How to get GPU acceleration while calculating embeddings using a local model? #1057

siddhsql · 2024-05-06T22:12:52Z

siddhsql
May 6, 2024

Hello,

I am synced to version 0.22.0 of langchain4j and using the dev.langchain4j.model.inprocess.InProcessEmbeddingModelType.ALL_MINILM_L6_V2 to calculate embeddings on a M2 Mac Mini. It does not seem to use the GPU and as a result is a bit slow. How can I get GPU acceleration? Thanks very much.

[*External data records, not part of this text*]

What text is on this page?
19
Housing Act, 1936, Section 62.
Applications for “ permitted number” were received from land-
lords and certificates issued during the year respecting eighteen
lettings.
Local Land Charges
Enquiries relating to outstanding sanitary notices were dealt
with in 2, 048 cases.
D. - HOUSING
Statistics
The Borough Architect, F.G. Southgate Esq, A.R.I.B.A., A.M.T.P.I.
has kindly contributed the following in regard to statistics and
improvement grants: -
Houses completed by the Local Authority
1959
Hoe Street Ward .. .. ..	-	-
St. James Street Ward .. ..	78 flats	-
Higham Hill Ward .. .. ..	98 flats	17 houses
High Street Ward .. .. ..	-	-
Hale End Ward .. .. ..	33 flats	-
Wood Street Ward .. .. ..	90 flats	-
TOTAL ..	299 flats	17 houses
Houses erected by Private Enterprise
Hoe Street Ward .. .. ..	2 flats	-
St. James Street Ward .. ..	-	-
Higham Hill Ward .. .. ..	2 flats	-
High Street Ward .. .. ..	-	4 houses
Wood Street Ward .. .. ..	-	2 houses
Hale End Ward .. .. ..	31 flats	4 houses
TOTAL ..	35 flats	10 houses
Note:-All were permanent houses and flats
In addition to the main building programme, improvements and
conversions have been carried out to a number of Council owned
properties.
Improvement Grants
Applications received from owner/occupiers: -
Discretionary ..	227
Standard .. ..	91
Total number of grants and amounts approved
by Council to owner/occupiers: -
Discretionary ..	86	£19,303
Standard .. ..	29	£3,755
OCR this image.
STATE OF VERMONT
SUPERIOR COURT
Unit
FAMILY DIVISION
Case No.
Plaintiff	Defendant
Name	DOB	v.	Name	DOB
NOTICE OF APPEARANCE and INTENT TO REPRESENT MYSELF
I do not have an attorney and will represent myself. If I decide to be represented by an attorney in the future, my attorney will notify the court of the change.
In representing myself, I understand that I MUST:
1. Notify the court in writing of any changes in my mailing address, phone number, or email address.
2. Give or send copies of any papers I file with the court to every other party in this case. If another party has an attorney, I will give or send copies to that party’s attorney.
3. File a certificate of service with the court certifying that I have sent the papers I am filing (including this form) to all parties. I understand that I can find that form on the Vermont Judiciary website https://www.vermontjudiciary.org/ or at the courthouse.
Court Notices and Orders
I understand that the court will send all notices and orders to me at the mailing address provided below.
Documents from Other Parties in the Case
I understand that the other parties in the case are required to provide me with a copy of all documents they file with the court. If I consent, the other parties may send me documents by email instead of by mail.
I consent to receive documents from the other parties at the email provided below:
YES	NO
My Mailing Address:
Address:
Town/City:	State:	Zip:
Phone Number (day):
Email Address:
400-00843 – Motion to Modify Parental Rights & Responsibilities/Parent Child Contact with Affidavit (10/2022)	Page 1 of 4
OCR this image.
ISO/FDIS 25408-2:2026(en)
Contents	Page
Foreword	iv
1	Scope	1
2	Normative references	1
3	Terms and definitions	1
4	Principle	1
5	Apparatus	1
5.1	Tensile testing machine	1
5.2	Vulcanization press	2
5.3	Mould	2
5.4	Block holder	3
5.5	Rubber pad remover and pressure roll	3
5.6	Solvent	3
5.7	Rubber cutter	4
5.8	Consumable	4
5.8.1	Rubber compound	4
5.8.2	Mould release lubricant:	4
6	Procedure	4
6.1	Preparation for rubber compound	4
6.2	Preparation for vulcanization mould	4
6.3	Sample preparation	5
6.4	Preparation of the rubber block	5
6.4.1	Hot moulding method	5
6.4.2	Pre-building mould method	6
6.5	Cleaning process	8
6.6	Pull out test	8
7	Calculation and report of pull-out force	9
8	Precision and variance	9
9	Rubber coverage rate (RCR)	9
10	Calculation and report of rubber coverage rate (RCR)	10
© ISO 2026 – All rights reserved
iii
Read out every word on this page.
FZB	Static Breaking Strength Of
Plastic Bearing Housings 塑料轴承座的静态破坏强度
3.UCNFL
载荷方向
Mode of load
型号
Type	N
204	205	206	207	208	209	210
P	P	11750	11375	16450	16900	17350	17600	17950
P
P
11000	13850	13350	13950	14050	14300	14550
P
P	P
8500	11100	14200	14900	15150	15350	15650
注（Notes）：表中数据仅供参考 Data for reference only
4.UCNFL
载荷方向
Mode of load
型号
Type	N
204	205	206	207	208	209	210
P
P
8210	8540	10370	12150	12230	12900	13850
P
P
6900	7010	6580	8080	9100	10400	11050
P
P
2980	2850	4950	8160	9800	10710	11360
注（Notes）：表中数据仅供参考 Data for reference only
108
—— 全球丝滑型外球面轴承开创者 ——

langchain4j · 2024-05-07T06:26:30Z

langchain4j
May 7, 2024
Maintainer

HI @siddhsql it does not seem that there is a support for mac GPUs: https://onnxruntime.ai/docs/get-started/with-java.html

How slow is it? How much text do you embed? Thanks!

6 replies

Craigacp May 7, 2024

Also the create session call here - https://github.com/langchain4j/langchain4j-embeddings/blob/main/langchain4j-embeddings/src/main/java/dev/langchain4j/model/embedding/OnnxBertBiEncoder.java#L136 is leaving it to the default number of threads, which for ORT Java is single threaded. If you set inter and intra op threads to zero then ORT detects the number of CPUs and sets the threads appropriately (e.g. https://github.com/oracle/sd4j/blob/main/src/main/java/com/oracle/labs/mlrg/sd4j/SD4J.java#L419). There's also use of onnxTensor.getValue which is slower than using a buffer to get the values out as there's a bunch of recursive pointer chasing in the JNI on that codepath. But that's likely to be a much smaller overhead than CoreML support or setting the threading parameters.

langchain4j May 7, 2024
Maintainer

HI @Craigacp thanks a lot for pointers!
I've played with thread count and buffers earlier, but did not see any noticeable difference 🤔

langchain4j May 7, 2024
Maintainer

Here is a PoC for buffers: langchain4j/langchain4j-embeddings@main...use_direct_buffer

langchain4j May 7, 2024
Maintainer

Ah, you are talking about getting outputs, I see. I tries buffers only for inputs...

Craigacp May 7, 2024

Yeah, it helps more with multidimensional outputs because of the pointer chasing. It's a real problem for models which emit images, and less bad for batches of text. For single inputs it's more a cleanliness thing as it shouldn't take too long to copy out a single dimension, but it does mean you can't pin things effectively.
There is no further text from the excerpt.